Lab exam Review

Question 1

Why do we add diswashing detergent to extract DNA? (4)

Answer 1

The detergent lyses the cell membrane and denatures proteins (by breaking protein-protein interactions). Increase membrane permeability by removing lipids, break cell membrane as detergents bind to hydrophobic bilayer and water

Question 2

Why do we add table salt in DNA extraction? (3)

+Config

Answer 2

• The positively charged sodium ions in table salt form
  favourable electrostatic interactions with the negatively charged DNA, whereas the negatively charged chloride ions form favourable electrostatic interactions with the positively charged histones.
• This helps neutralize DNA and less hydrophillic so it doesnt disolve in water.
• The salt also help remove proteins that are bound to the DNA

Question 3

Why do we add isopropanol?

Answer 3

To get DNA out of solution we add isopropanol to decrease the polarity of the water and makes DNA less soluble.

Question 4

SYBR Gold

Answer 4

A flourescent dye that gives off bright yellow-gold
light when bound to DOUBLE STRANDED DNA and exposed to blue light.

Question 5

Procedure for strawberry DNA extraction LAB 1

10 steps

Answer 5

1. crush a thawed strawberry in ziploc
2. Add DNA buffer which includes detergent
3. strain DNA with cheesecloth over falcon tube (make sure no fibre)
4. While filtering, label 3 microcentrifuge tubes X,Z and add (10,20ul) of water.
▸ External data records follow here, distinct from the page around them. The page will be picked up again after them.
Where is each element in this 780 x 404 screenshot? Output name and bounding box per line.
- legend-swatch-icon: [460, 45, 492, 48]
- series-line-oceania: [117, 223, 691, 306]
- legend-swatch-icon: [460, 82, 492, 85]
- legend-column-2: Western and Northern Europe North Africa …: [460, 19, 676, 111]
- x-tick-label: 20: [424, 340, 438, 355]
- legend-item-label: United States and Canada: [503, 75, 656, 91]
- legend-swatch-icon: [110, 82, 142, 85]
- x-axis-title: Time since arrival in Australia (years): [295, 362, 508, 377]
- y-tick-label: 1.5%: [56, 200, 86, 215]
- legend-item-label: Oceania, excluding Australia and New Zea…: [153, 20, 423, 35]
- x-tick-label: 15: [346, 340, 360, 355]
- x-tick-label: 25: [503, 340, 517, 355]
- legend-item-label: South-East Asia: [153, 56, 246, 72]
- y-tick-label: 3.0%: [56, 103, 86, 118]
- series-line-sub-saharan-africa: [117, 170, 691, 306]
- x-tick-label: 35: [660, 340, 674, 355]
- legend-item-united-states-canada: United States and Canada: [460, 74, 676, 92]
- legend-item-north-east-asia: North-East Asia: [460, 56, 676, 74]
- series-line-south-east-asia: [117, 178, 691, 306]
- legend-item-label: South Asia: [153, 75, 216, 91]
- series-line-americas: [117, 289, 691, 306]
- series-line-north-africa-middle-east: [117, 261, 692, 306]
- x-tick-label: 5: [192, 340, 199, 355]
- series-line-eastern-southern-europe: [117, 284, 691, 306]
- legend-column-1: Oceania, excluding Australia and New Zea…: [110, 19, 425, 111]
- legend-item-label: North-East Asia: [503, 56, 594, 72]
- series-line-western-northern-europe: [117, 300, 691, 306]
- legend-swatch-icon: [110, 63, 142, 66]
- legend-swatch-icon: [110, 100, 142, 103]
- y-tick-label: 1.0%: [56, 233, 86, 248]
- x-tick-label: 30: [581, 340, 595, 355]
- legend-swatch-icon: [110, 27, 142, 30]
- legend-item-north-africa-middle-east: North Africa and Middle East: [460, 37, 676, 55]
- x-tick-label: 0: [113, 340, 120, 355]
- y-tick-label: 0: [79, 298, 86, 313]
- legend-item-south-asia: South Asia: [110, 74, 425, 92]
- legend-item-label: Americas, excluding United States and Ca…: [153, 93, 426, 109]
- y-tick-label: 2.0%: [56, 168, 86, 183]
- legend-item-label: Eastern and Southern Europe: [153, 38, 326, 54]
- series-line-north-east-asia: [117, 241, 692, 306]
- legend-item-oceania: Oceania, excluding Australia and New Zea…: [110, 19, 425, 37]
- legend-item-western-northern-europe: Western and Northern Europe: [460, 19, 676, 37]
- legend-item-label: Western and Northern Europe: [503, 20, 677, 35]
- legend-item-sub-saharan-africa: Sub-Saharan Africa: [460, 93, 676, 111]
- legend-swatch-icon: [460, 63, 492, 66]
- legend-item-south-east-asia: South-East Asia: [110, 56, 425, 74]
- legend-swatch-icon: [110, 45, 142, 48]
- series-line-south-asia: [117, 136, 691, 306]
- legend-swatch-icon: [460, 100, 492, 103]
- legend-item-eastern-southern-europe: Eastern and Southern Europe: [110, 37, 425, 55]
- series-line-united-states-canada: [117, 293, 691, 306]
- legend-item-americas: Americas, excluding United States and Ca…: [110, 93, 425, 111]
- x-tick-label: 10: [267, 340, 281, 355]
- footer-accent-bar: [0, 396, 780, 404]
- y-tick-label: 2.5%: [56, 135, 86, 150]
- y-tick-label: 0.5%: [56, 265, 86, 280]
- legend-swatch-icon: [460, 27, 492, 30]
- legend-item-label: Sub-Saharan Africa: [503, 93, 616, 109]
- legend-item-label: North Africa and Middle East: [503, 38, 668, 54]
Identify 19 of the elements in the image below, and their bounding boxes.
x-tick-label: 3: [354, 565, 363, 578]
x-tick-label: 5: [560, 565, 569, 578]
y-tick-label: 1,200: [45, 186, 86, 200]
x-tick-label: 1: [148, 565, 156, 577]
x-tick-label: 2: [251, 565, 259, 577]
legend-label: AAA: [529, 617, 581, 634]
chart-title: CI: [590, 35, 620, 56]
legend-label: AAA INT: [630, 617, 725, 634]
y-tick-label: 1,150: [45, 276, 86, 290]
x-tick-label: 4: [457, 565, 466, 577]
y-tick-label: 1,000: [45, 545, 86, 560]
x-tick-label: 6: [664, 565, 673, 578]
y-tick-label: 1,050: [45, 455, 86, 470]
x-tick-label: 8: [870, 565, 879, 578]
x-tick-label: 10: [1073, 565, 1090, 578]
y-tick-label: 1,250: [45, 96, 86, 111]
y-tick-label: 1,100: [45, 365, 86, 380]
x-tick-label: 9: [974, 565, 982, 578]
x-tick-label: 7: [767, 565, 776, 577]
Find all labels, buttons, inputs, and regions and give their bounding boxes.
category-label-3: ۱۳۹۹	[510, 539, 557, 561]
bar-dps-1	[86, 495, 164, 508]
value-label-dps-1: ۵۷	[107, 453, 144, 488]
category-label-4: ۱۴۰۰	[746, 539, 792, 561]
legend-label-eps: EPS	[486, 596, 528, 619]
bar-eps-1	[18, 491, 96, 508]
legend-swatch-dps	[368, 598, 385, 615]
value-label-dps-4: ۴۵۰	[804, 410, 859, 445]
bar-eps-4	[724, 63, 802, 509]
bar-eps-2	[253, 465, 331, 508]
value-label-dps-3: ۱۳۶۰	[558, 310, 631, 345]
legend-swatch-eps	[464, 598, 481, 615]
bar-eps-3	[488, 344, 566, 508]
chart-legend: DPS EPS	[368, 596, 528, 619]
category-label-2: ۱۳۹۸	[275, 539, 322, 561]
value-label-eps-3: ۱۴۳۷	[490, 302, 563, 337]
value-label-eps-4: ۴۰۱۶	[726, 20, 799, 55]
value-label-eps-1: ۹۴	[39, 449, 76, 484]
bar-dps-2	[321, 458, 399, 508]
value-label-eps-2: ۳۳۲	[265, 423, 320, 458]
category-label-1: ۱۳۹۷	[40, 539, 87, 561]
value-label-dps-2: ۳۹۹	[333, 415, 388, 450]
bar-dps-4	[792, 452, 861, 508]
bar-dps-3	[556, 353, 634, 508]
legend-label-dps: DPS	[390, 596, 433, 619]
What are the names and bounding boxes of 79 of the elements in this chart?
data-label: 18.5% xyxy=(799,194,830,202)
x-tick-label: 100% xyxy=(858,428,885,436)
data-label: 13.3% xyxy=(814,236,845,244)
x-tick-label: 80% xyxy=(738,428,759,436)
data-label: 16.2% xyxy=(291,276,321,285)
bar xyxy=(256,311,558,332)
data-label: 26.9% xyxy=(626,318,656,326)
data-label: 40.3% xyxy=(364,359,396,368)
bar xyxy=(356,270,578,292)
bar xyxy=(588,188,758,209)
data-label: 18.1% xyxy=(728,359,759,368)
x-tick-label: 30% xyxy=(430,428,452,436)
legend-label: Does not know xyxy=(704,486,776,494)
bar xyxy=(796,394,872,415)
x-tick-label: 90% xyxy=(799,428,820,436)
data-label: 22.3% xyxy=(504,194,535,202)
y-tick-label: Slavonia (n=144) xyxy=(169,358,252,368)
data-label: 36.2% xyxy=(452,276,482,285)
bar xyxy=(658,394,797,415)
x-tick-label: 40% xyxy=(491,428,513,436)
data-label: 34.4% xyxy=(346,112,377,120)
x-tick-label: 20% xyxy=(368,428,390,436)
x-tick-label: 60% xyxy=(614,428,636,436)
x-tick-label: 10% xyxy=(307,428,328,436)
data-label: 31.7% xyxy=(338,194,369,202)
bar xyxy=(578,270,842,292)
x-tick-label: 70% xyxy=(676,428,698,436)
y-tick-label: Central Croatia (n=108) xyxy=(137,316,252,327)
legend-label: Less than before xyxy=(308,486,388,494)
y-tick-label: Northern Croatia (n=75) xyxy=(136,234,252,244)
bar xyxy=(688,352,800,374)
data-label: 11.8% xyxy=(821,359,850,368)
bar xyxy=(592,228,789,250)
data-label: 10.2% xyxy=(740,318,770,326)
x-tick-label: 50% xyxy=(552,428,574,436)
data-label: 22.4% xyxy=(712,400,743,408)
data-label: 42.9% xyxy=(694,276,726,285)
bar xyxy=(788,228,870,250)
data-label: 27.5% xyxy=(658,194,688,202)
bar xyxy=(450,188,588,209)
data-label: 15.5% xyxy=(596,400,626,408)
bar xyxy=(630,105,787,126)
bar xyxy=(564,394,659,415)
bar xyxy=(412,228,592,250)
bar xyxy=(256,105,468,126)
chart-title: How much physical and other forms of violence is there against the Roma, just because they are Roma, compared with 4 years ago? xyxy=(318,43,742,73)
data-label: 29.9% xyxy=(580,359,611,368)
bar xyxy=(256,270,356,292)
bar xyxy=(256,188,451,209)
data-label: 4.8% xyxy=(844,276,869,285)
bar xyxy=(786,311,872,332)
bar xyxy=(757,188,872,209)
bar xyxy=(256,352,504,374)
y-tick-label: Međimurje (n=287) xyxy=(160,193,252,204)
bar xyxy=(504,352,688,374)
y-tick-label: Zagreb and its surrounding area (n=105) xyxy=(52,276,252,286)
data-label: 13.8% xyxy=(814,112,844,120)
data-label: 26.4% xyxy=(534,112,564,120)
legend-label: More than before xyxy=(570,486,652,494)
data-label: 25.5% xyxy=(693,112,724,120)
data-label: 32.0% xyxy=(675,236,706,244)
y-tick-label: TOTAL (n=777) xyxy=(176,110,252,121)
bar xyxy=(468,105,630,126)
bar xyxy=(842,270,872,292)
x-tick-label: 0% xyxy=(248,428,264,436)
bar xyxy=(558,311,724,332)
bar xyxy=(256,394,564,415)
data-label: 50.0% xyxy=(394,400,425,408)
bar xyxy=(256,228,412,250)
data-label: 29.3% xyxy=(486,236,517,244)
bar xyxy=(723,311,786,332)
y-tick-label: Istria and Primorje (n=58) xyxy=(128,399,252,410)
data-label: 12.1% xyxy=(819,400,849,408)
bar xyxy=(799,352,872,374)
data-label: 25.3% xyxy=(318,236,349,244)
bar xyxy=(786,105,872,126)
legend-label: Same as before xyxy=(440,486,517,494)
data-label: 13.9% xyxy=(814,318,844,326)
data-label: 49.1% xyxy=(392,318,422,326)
Tube Y has already been prefilled for you and contains 10 μL of 2M NaOH
5. In the DNA tube pour ice-cold isopropanol into the tube
6. Dip a Pasteur pipette so DNA can attach
7. stir in ethanol 10 times with the pipette to help wash away some of the contaminant proteins, lipids and salts attached to the surface of the DNA.
8. dip into tube b to dissolve dna
9. pour allqouit into centrifuge tube
10. centrifge for pellet

Question 6

how centrifuge work

Answer 6

a machine that uses centrifugal force to separate the contents of a sample based on their density

Question 7

For Lab 1 what would you expect to see in tube x,y,z?

Answer 7

X:water+DNA+Dye so it would florescent the brightest
Y:Dye+NaOH+DNA it would florescent less
z:DYE+water no flourescent as no DNA is present

Question 8

What does NAOH do to DNA in Lab 1?

+what happpens with single stranded?

Answer 8

Sodium hydroxide is a strong base that removes some of the protons in the nitrogenous bases of DNA, thus disrupting the hydrogen bonding needed to stabilize the structure of double-stranded DNA. SInce dye only bind/flourescent to double stranded DNA it would not flourscent with single stranded. Single-stranded/DNA does not bind strongly to the dye because the bases are not stacked tightly in this form
of DNA

Question 9

What is in the 15% saline nutrient agar?

Answer 9

Nutrient agar with 15% NaCl

Question 10

How are the salinity gradient agar plates made and how do they work? (4)

Answer 10

When you pour the first salinity agar, the plate is tilted by a 5mm glass rod so the raised end is low salinity concentration and the low end is thicker with the salinity agar.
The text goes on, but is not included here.